Ce consortium est né en début d'année, porté notamment par Sabrina Agresti-Roubache, l'ancienne secrétaire d'État en charge de la Citoyenneté et de la Ville, très vite retournée dans le privé après son expérience gouvernementale, et par Kevin Polizzi, le fondateur d'Unitel, spécialiste du cloud et des télécommunications. Les intérêts émiratis, précisément ceux de Core42, filiale du groupe G42, spécialiste de l'IA, ont rapidement croisé ceux du consortium français.

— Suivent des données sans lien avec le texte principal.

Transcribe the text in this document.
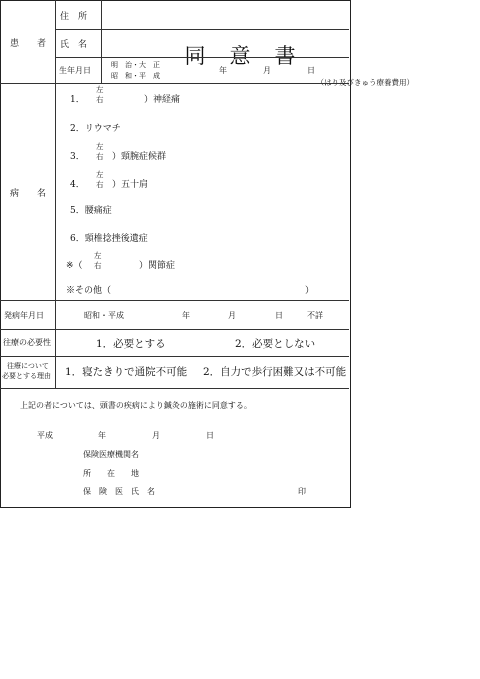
同 意 書
（はり及びきゅう療養費用）
患　　者
住　所
氏　名
生年月日
明　治・大　正
昭　和・平　成
年	月	日
病　　名
1．
左
右	）神経痛
2．リウマチ
3．
左
右 ）頸腕症候群
4．
左
右 ）五十肩
5．腰痛症
6．頸椎捻挫後遺症
※（
左
右	）関節症
※その他（	）
発病年月日	昭和・平成	年	月	日	不詳
往療の必要性	1．必要とする	2．必要としない
往療について
必要とする理由 1．寝たきりで通院不可能 2．自力で歩行困難又は不可能
上記の者については、頭書の疾病により鍼灸の施術に同意する。
平成	年	月	日
保険医療機関名
所　　在　　地
保　険　医　氏　名	印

Le premier apporte ainsi un financement de 800 millions d'euros au second afin de transformer, via le groupe DataOne, dirigé par Charles-Antoine Beney, un data center ancienne génération en IA factory. Dotée d'une capacité de 8 500 GPU, Athena - c'est son nom - devient ainsi le premier supercalculateur européen. Implanté en Auvergne-Rhône-Alpes, à Grenoble, il sera opérationnel dès ce mois de juillet, après quelques mois de travaux.
Un enjeu de souveraineté
« Nous captons cet investissement de 800 millions d'euros car nous avons su saisir l'opportunité qui se présentait », souligne Sabrina Agresti-Roubache, insistant sur la notion de partenariat qui lie Oréus à Core42 et sur la souveraineté du consortium, qui réunit aussi l'avocate Sandra Blanchard, l'entrepreneur social Laurent Choukroun et la start-up Dev-id de Julien Lescoulié, spécialisée dans la formation par le compagnonnage.